Pro-Life Rhetoric Rooted in Reason
Published: Tuesday, January 28, 2014
Updated: Tuesday, January 28, 2014 02:01
Last week, Kelly Thomas (SFS ’15) and I had the privilege of co-directing Georgetown’s 15th annual Cardinal O’Connor Conference on Life, the largest student-run pro-life conference in the nation. The theme of this year’s conference, “Morality and the Law,” addressed the popular categorization of the pro-life position as a privately held belief that cannot be imposed on others as a universally compelling law. An examination of the issues reveals that the pro-life position is rooted in reasoned argument, accessible to every human mind and, by extension, the public realm.
This “personally pro-life, publicly pro-choice” position asserts that morality is intrinsically private — that is, inaccessible to public reason — and thus not compelling in law, which is rooted in reason rather than belief. However, this idea fundamentally misunderstands morality and the act of abortion itself. The pro-life position makes the claim that abortion is morally repugnant. This moral claim is rooted not in private belief, but rather in a publicly accessible human attribute: reason.
Objectively speaking, abortion directly ends human life — life with unique DNA, life that from the moment of conception is already a “he” or a “she.” The pro-life position requires no religious conviction to recognize this scientific truth; the most secular of embryology textbooks will attest to the identity of the embryo as human. It is the pro-choice position that begins to question the philosophical status of the embryo, asking whether it qualifies for personhood or has a soul or can be described as fully human. The pro-choice position therefore requires a value judgment; the pro-life position requires no such judgment.
It is precisely the rationality of the pro-life argument that makes it legally compelling to all people. Pro-choice proponents are correct in asserting the religious neutrality of law; law springs from reason and remains silent in specific religious prescriptions. However, this quality of law does not dictate that law be morally neutral; indeed, most law involves a moral judgment on a single matter. The law bans theft and murder not because they violate a divine commandment but because they violate a moral code that is rooted in reason. One can understand abortion as an evil without having religious convictions, just as the law can make a statement about the evil of murder.

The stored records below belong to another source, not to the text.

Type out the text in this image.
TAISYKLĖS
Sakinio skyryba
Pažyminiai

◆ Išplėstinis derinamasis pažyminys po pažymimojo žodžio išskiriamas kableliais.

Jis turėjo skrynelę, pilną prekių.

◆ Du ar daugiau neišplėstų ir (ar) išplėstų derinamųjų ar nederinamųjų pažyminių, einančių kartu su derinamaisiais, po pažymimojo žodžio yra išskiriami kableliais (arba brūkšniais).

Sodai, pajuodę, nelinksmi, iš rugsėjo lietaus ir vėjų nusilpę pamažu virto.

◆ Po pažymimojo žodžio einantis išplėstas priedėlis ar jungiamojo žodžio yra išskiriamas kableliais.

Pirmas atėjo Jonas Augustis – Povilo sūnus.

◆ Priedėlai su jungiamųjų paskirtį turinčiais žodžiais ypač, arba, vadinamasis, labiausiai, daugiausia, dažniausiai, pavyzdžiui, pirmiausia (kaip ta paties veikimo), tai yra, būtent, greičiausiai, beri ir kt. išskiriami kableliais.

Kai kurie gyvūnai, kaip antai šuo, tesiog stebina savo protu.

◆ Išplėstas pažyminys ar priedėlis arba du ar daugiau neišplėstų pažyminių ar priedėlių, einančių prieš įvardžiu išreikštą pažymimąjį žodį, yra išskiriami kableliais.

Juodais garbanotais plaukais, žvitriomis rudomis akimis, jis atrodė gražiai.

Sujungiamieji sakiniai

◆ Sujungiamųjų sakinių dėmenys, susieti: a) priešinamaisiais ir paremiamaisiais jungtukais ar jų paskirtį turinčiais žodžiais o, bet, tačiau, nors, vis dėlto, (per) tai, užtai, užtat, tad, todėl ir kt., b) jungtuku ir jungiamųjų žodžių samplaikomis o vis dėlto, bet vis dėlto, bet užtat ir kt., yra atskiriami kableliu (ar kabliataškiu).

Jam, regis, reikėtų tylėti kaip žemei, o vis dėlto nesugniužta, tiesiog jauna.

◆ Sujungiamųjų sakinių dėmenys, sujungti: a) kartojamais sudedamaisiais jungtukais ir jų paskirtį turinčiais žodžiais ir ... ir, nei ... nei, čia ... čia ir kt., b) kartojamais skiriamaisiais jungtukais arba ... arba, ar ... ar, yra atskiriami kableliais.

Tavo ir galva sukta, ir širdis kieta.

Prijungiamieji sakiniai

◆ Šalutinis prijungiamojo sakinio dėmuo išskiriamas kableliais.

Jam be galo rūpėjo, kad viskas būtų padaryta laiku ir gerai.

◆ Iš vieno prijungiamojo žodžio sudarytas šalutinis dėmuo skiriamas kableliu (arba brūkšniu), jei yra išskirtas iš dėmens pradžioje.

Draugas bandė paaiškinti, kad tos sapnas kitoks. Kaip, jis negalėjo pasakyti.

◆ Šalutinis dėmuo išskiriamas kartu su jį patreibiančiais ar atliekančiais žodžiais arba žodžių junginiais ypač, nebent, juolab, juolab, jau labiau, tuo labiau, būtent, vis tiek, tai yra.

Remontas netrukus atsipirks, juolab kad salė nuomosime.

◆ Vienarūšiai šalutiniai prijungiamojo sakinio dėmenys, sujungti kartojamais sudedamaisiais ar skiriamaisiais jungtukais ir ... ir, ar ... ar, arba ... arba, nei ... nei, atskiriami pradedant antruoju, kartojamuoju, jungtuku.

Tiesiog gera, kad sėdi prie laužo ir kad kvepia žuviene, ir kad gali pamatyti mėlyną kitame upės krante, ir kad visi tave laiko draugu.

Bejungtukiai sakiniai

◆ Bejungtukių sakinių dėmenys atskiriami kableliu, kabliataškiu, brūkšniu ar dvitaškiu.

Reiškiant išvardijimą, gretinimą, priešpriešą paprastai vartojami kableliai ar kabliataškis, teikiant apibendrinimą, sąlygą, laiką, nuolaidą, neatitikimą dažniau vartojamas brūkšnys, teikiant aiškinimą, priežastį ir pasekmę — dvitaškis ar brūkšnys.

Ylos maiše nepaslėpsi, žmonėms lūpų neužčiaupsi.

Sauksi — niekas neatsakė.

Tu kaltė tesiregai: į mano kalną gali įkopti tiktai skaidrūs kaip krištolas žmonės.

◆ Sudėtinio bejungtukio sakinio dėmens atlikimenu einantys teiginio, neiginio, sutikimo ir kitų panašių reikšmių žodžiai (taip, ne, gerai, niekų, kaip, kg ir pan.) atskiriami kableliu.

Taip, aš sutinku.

The pro-choice argument disregards this link between rational morality and law by retreating into euphemisms and refusing to examine the actual act of abortion. “Pro-choice” proponents argue precisely what they have criticized the pro-life movement for; they make the “right to abortion” sacred ground, refuse to reason about it and treat it with quasi-religious respect.

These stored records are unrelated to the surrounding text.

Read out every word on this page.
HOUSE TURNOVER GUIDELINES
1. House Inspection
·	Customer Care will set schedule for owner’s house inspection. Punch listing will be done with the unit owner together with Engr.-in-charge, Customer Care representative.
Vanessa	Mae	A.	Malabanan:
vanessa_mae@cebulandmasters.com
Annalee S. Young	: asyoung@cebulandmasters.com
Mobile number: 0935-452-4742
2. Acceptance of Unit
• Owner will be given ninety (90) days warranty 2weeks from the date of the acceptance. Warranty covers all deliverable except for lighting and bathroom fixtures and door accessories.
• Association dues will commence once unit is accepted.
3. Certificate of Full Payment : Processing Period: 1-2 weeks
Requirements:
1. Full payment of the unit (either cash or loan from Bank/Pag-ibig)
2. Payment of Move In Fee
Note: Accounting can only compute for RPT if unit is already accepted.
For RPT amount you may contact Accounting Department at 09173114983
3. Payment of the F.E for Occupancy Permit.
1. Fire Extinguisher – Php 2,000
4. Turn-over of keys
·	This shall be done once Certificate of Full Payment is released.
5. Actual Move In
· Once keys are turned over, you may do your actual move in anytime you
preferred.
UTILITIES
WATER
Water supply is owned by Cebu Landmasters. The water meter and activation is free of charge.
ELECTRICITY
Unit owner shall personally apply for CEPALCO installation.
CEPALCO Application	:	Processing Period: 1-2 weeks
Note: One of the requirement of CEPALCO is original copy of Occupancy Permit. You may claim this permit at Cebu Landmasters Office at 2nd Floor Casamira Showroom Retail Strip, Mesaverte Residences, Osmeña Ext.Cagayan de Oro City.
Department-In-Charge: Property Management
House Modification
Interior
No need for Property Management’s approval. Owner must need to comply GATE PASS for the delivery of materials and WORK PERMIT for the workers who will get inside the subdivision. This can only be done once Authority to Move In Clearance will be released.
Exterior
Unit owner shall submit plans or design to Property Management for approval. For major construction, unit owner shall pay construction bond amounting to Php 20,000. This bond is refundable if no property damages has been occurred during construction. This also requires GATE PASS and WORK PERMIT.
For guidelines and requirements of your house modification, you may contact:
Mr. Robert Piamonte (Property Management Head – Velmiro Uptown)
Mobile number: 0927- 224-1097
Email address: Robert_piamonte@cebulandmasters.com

No longer do pro-choice advocates engage in debate about abortion itself, for this debate is too easily lost through reason. Instead, they make recourse to feminist rhetoric, claims about women’s right to privacy and women’s reproductive health. These terms are simply euphemisms that obfuscate the issue of abortion. There is a refusal both to acknowledge that “choice” does, in fact, denote “abortion” and to examine what it might mean to place all stock of women’s dignity and healthcare in her ability to kill whatever life is in her.
These arguments effectively construct a wall of separation between abortion and reasoned argument. It is as if the choice to abort is so sacred for women’s empowerment — indeed, the sine qua non of what it means to be a woman — that speaking about it is as unseemly as speaking about religion with coworkers.

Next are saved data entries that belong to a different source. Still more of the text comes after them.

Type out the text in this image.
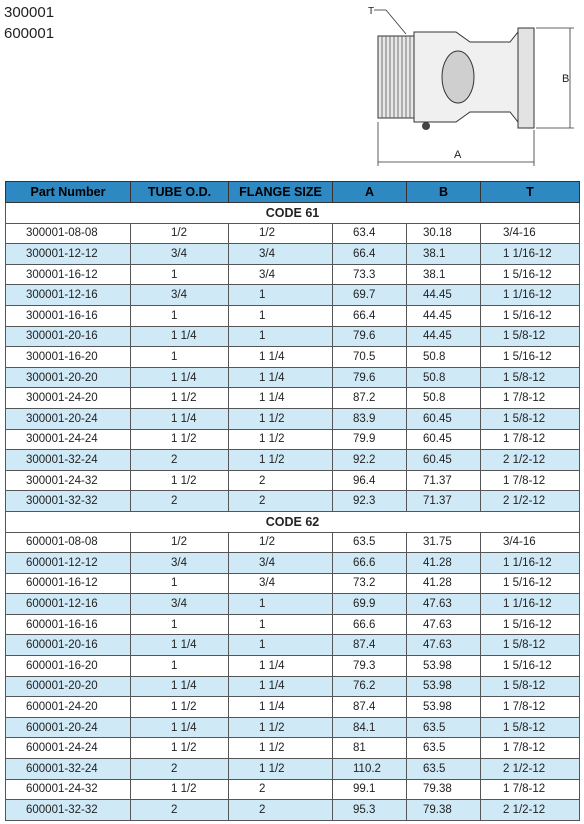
300001
600001
T
B
A
Part Number	TUBE O.D.	FLANGE SIZE	A	B	T
CODE 61					
300001-08-08	1/2	1/2	63.4	30.18	3/4-16
300001-12-12	3/4	3/4	66.4	38.1	1 1/16-12
300001-16-12	1	3/4	73.3	38.1	1 5/16-12
300001-12-16	3/4	1	69.7	44.45	1 1/16-12
300001-16-16	1	1	66.4	44.45	1 5/16-12
300001-20-16	1 1/4	1	79.6	44.45	1 5/8-12
300001-16-20	1	1 1/4	70.5	50.8	1 5/16-12
300001-20-20	1 1/4	1 1/4	79.6	50.8	1 5/8-12
300001-24-20	1 1/2	1 1/4	87.2	50.8	1 7/8-12
300001-20-24	1 1/4	1 1/2	83.9	60.45	1 5/8-12
300001-24-24	1 1/2	1 1/2	79.9	60.45	1 7/8-12
300001-32-24	2	1 1/2	92.2	60.45	2 1/2-12
300001-24-32	1 1/2	2	96.4	71.37	1 7/8-12
300001-32-32	2	2	92.3	71.37	2 1/2-12
CODE 62					
600001-08-08	1/2	1/2	63.5	31.75	3/4-16
600001-12-12	3/4	3/4	66.6	41.28	1 1/16-12
600001-16-12	1	3/4	73.2	41.28	1 5/16-12
600001-12-16	3/4	1	69.9	47.63	1 1/16-12
600001-16-16	1	1	66.6	47.63	1 5/16-12
600001-20-16	1 1/4	1	87.4	47.63	1 5/8-12
600001-16-20	1	1 1/4	79.3	53.98	1 5/16-12
600001-20-20	1 1/4	1 1/4	76.2	53.98	1 5/8-12
600001-24-20	1 1/2	1 1/4	87.4	53.98	1 7/8-12
600001-20-24	1 1/4	1 1/2	84.1	63.5	1 5/8-12
600001-24-24	1 1/2	1 1/2	81	63.5	1 7/8-12
600001-32-24	2	1 1/2	110.2	63.5	2 1/2-12
600001-24-32	1 1/2	2	99.1	79.38	1 7/8-12
600001-32-32	2	2	95.3	79.38	2 1/2-12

And so, the pro-choice position dissolves into incomprehensibility. It is the ultimate “private” position, one that refuses to look truthfully at the act that it defends, one that leads otherwise rational politicians to vote for the deaths of defenseless humans.
It is time for us to re-examine the act of abortion itself without confusing the argument with euphemisms. To use a Georgetown phrase, let’s engage in discussion. After all, this is a university; nowhere else will we have such an opportunity for the free exchange of ideas. We should use this time to look at the actual issues at hand, to look closely at abortion and to shy away from the euphemistic rhetoric of choice. Ultimately, a return to reasoned debate will reveal the truth of this highly politicized issue — that the act of abortion is a universally compelling moral evil and must be condemned in the public domain.
Evelyn Flashner is a junior in the College. She was a co-director of the 2014 Cardinal O’Connor Conference on Life.